Bisnis.com, JAKARTA – Harga logam industri dominasi mengalami koreksi lantaran ekspektasi melambatnya pertumbuhan ekonomi dan spekulasi bahwa kenaikan baru-baru ini terlampau tinggi.
Menurut penelitian BMI, harga logam industri akan terkonsolidasi karena ditandai adanya perlambatan pertumbuhan konsumsi logam China.
Perlambatan ini terjadi seiring dengan mendinginnya kegiatan konstruksi di Negeri Panda, seperti pembangunan jalan, jembatan, dan kereta bawah tanah.
“2018 akan memicu melemahnya pertumbuhan belanja infrastruktur layanan puiblik di China, upaya yang lebih ketat untuk mengekang spekulasi real estate,” katanya.
Selain faktor melambatnya pertumbuhan ekonomi, kenaikan harga yang terlampau tinggi juga memicu penekanan terhadap harga logam industri.
Seperti dikutip dari Bloomberg, Rabu (6/12/2017), harga logam industri mengalami peningkatan yang cukup signifikan sepanjang tahun ini.
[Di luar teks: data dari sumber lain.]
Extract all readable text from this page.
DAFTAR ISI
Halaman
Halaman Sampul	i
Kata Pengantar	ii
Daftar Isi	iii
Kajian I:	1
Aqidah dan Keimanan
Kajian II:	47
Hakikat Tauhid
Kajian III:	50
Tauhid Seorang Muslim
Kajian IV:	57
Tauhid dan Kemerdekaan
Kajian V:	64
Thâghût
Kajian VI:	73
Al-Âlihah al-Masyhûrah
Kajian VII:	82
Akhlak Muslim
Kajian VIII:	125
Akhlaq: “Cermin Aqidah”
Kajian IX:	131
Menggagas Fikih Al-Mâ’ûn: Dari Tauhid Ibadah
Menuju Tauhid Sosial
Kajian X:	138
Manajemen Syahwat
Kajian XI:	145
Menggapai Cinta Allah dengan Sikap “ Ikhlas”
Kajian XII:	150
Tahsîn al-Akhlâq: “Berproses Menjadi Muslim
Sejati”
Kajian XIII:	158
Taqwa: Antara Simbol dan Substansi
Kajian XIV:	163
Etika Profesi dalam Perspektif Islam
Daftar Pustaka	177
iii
Mayoritas logam mengalami kenaikan hingga 20%.
Baca Juga
Tercatat Pada perdagangan Rabu (6/12/2017), harga aluminium di London Metal Exchange (LME) turun 17 poin atau 0,82% menjadi US$2.052 per ton. Sepanjang tahun berjalan (year to date/ ytd), harga tumbuh 21,20%.
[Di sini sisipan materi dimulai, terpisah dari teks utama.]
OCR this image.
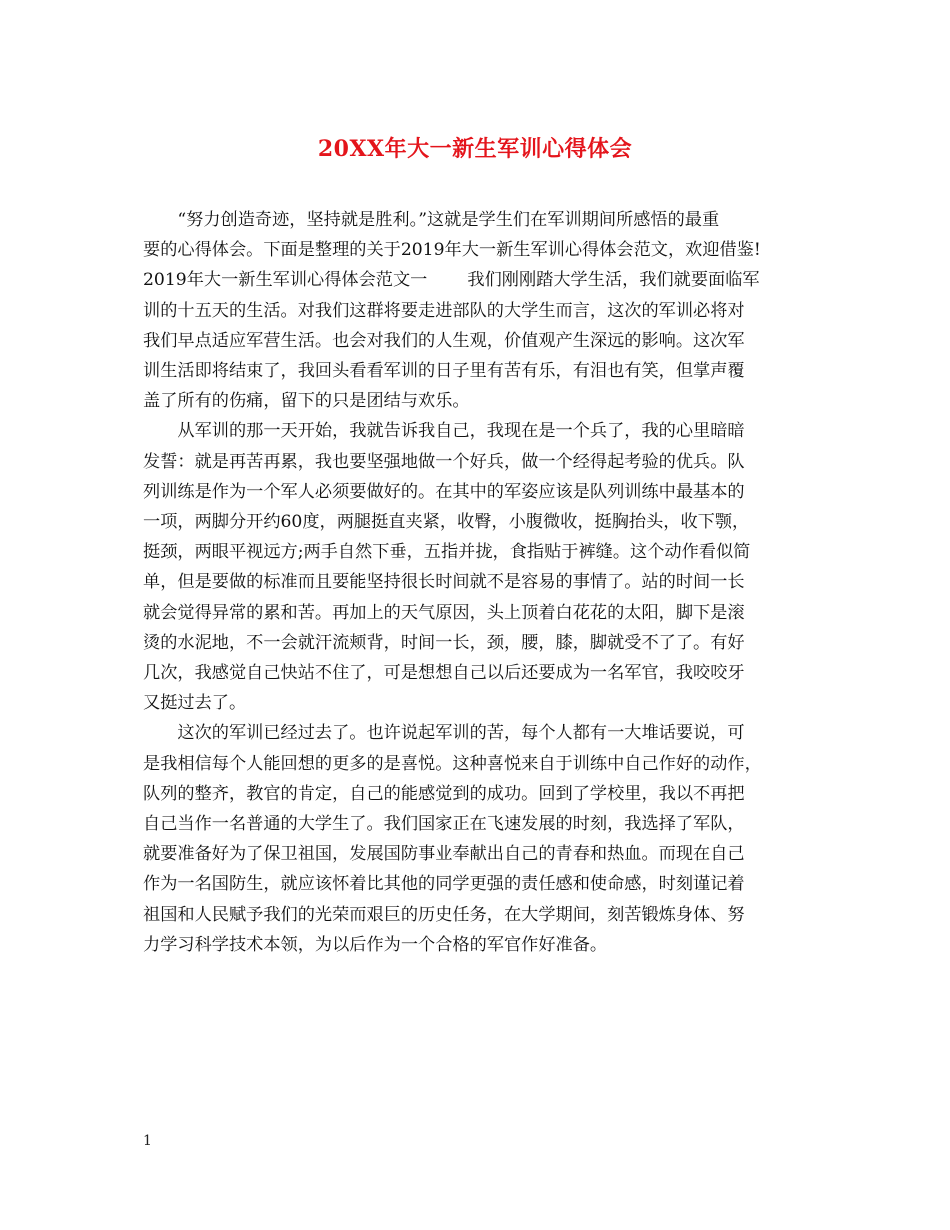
20XX年大一新生军训心得体会

“努力创造奇迹，坚持就是胜利。”这就是学生们在军训期间所感悟的最重
要的心得体会。下面是整理的关于2019年大一新生军训心得体会范文，欢迎借鉴!
2019年大一新生军训心得体会范文一 我们刚刚踏大学生活，我们就要面临军
训的十五天的生活。对我们这群将要走进部队的大学生而言，这次的军训必将对
我们早点适应军营生活。也会对我们的人生观，价值观产生深远的影响。这次军
训生活即将结束了，我回头看看军训的日子里有苦有乐，有泪也有笑，但掌声覆
盖了所有的伤痛，留下的只是团结与欢乐。

从军训的那一天开始，我就告诉我自己，我现在是一个兵了，我的心里暗暗
发誓：就是再苦再累，我也要坚强地做一个好兵，做一个经得起考验的优兵。队
列训练是作为一个军人必须要做好的。在其中的军姿应该是队列训练中最基本的
一项，两脚分开约60度，两腿挺直夹紧，收臀，小腹微收，挺胸抬头，收下颚，
挺颈，两眼平视远方;两手自然下垂，五指并拢，食指贴于裤缝。这个动作看似简
单，但是要做的标准而且要能坚持很长时间就不是容易的事情了。站的时间一长
就会觉得异常的累和苦。再加上的天气原因，头上顶着白花花的太阳，脚下是滚
烫的水泥地，不一会就汗流颊背，时间一长，颈，腰，膝，脚就受不了了。有好
几次，我感觉自己快站不住了，可是想想自己以后还要成为一名军官，我咬咬牙
又挺过去了。

这次的军训已经过去了。也许说起军训的苦，每个人都有一大堆话要说，可
是我相信每个人能回想的更多的是喜悦。这种喜悦来自于训练中自己作好的动作，
队列的整齐，教官的肯定，自己的能感觉到的成功。回到了学校里，我以不再把
自己当作一名普通的大学生了。我们国家正在飞速发展的时刻，我选择了军队，
就要准备好为了保卫祖国，发展国防事业奉献出自己的青春和热血。而现在自己
作为一名国防生，就应该怀着比其他的同学更强的责任感和使命感，时刻谨记着
祖国和人民赋予我们的光荣而艰巨的历史任务，在大学期间，刻苦锻炼身体、努
力学习科学技术本领，为以后作为一个合格的军官作好准备。

1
Harga tembaga pada waktu yang sama merosot 283 poin atau 4,15% menuju US$6.543 per ton. secara ytd, harga 18,20%.
Sementara itu, harga seng turun 66 poin atau 2,08% menjadi US$3.112 per ton. Secara ytd harga tumbuh 20,81%.
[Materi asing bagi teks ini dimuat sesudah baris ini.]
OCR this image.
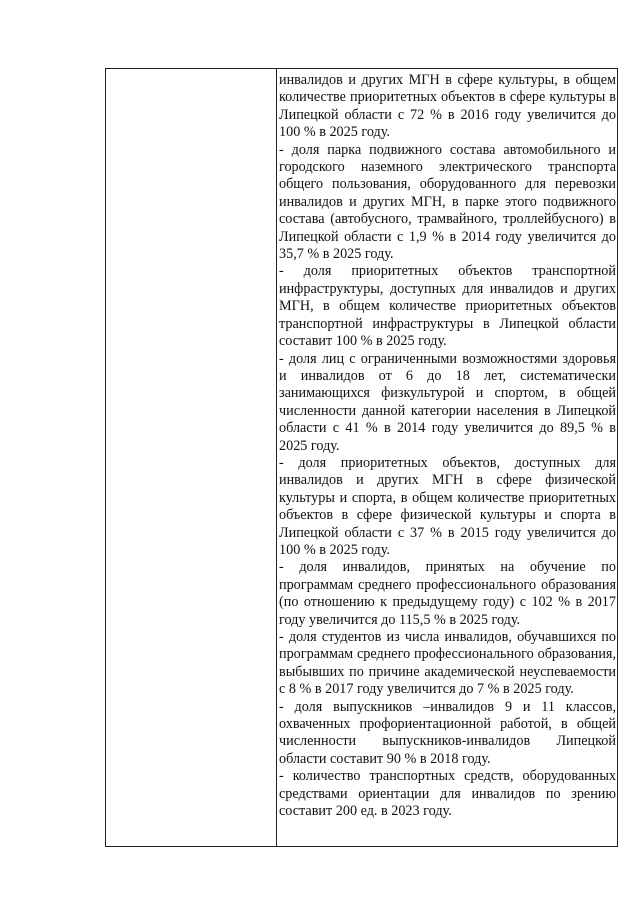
инвалидов и других МГН в сфере культуры, в общем количестве приоритетных объектов в сфере культуры в Липецкой области с 72 % в 2016 году увеличится до 100 % в 2025 году.

- доля парка подвижного состава автомобильного и городского наземного электрического транспорта общего пользования, оборудованного для перевозки инвалидов и других МГН, в парке этого подвижного состава (автобусного, трамвайного, троллейбусного) в Липецкой области с 1,9 % в 2014 году увеличится до 35,7 % в 2025 году.

- доля приоритетных объектов транспортной инфраструктуры, доступных для инвалидов и других МГН, в общем количестве приоритетных объектов транспортной инфраструктуры в Липецкой области составит 100 % в 2025 году.

- доля лиц с ограниченными возможностями здоровья и инвалидов от 6 до 18 лет, систематически занимающихся физкультурой и спортом, в общей численности данной категории населения в Липецкой области с 41 % в 2014 году увеличится до 89,5 % в 2025 году.

- доля приоритетных объектов, доступных для инвалидов и других МГН в сфере физической культуры и спорта, в общем количестве приоритетных объектов в сфере физической культуры и спорта в Липецкой области с 37 % в 2015 году увеличится до 100 % в 2025 году.

- доля инвалидов, принятых на обучение по программам среднего профессионального образования (по отношению к предыдущему году) с 102 % в 2017 году увеличится до 115,5 % в 2025 году.

- доля студентов из числа инвалидов, обучавшихся по программам среднего профессионального образования, выбывших по причине академической неуспеваемости с 8 % в 2017 году увеличится до 7 % в 2025 году.

- доля выпускников –инвалидов 9 и 11 классов, охваченных профориентационной работой, в общей численности выпускников-инвалидов Липецкой области составит 90 % в 2018 году.

- количество транспортных средств, оборудованных средствами ориентации для инвалидов по зрению составит 200 ед. в 2023 году.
Adapun logam timbal turun 7 poin atau 0,28% menjadi US$2.500 per ton. Secara ytd harga tumbuh 23,98%.
Harga nikel melesu 520 poin atau 4,57% menuju US$10.865 per ton. Sepanjang tahun berjalan harga naik 8,43%.
Sementara timah terpantau stabil di level US$19.525, namun, harga masih tekoreksi 7,57%. secara ytd.